Während die PTA schon gegenüber der Polizei die Taten eingeräumt hatte, waren die Apothekerin und ihr Mann erst zum Prozessauftakt am 24. Oktober geständig. Heike und Manfred K. sitzen wegen Verdunklungsgefahr seit Mitte Mai ein, Jennifer R. war nach ihrem Geständnis schon früher wieder auf freiem Fuß. Am Ende des ersten Verhandlungstags stellten die Verteidiger der beiden Anträge auf Aufhebung des Haftbefehls. Daraufhin entspann sich eine Diskussion, ob das Gericht dem nachgehen solle. Die Verteidiger argumentierten, dass mit den umfassenden Geständnissen keine Verdunklungsgefahr mehr bestehe. Oberstaatsanwalt Gert Störmer widersprach dem vehement: Nach wie vor gebe es Unklarheiten zum Hergang der Taten, außerdem seien für die folgenden Verhandlungstage Zeugen geladen. Es bestehe die Gefahr, dass Heike und Manfred K. zwecks Beeinflussung an diese herantreten. Einer der geladenen Zeugen war als approbierter Apotheker im Betrieb von Heike K. angestellt. Die vorsitzende Richterin folgte Störmers Argumentation und wies die Anträge für die anwesenden Prozessbeobachter überraschend zurück.

Anders beim zweiten Verhandlungstag: Die beiden anderen Haftbefehle wurden nunmehr ebenfalls „außer Vollzug gesetzt“, wie Störmer bestätigte. Im Fall von Heike K. gegen Auflagen und Meldepflicht, bei ihrem Mann gegen Zahlung von 10.000 Euro Kaution. Diese wurde in der vergangenen Woche eingezahlt, das Gericht hat die sofortige Entlassung angeordnet. Störmer weist darauf hin, dass die Haftbefehle nicht aufgehoben wurden und bei Bedarf wieder in Kraft gesetzt werden können. Verdunklungsgefahr besteht nach Überzeugung des Gerichts also nicht mehr.

Beim zweiten Verhandlungstag am 11. November wurden unter anderem Fotos von einem Hotelzimmer in Augenschein genommen, in dem Manfred K. und Jennifer R. bei einer ihrer Touren übernachtet hatten. Die beiden waren im Trio dafür verantwortlich, die Rezepte in anderen Apotheken einzulösen – was mit einigem Aufwand betrieben wurde. Die Betrugsmasche an sich ist weitestgehend aufgeklärt, die Staatsanwaltschaft ist sich aber über die jeweilige Motivlage der Angeklagten noch nicht restlos im Klaren.

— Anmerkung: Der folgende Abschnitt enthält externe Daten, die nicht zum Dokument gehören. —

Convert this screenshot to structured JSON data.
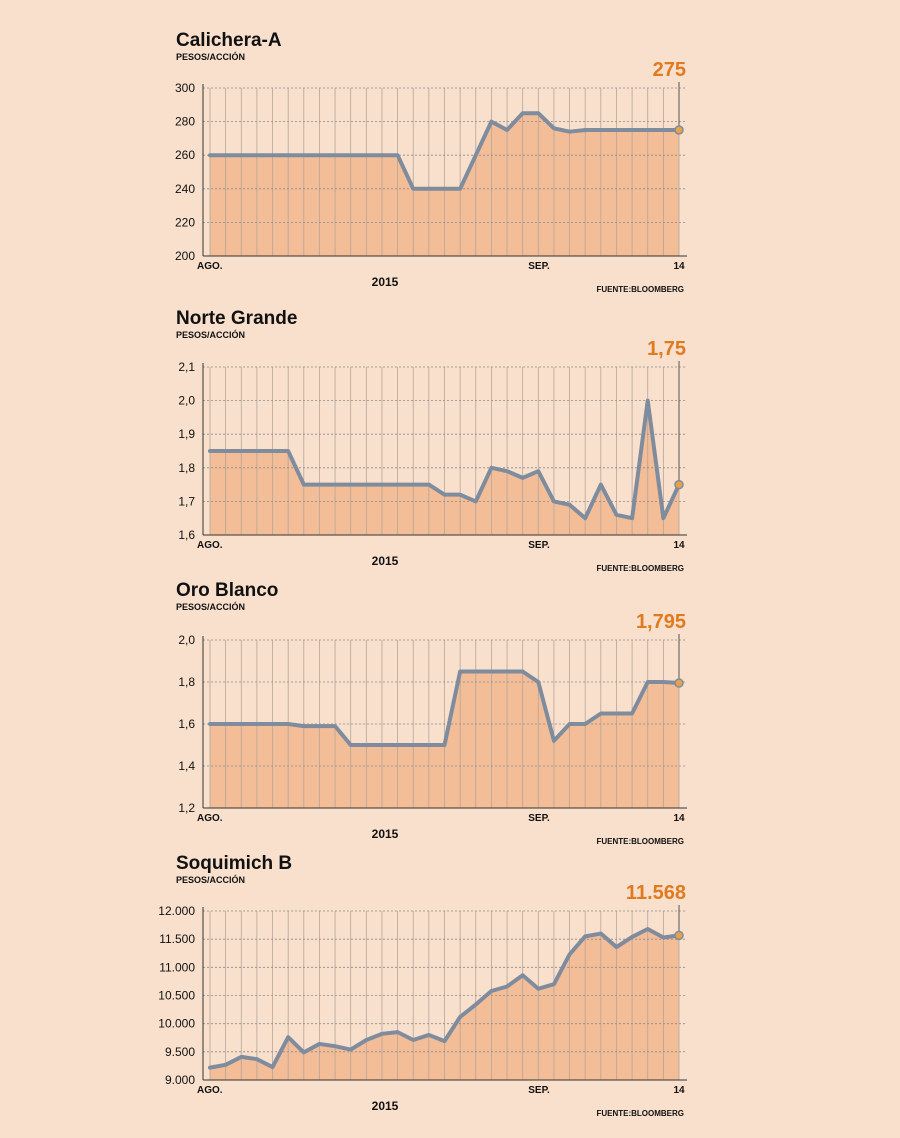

Einzig im privaten Bereich fallen die Aussagen nämlich auseinander: Während PTA Jennifer R. angab, ein sexuelles Verhältnis mit Manfred K. gehabt zu haben, stritt dieser das ab. Für die Schuldfrage ist das mit Blick auf ein möglicherweise über das wirtschaftliche hinausgehende Abhängigkeitsverhältnis relevant, weshalb die Frage ausgiebig besprochen wurde. Die Staatsanwaltschaft glaubt aber Beweise dafür zu haben, dass die Version der PTA stimmt.

Zu diesem Komplex wird am kommenden Montag erneut eine Zeugin gehört. Ein vierter Verhandlungstag ist für den 27. November angesetzt. Frühestens zu diesem Termin ist auch mit einem Urteil zu rechnen.

Nach dem bisherigen Verlauf ist davon auszugehen, dass Heike K. nie wieder eine Apotheke führen wird, sie selbst rechnet nach eigener Aussage mit dem Entzug ihrer Approbation. Die Apothekerin hat zudem Privatinsolvenz angemeldet. Der Insolvenzverwalter kann keine Angaben zu Details des Verfahrens machen, bestätigte aber, dass eine Apotheke mittlerweile aus der Insolvenzmasse verkauft wurde.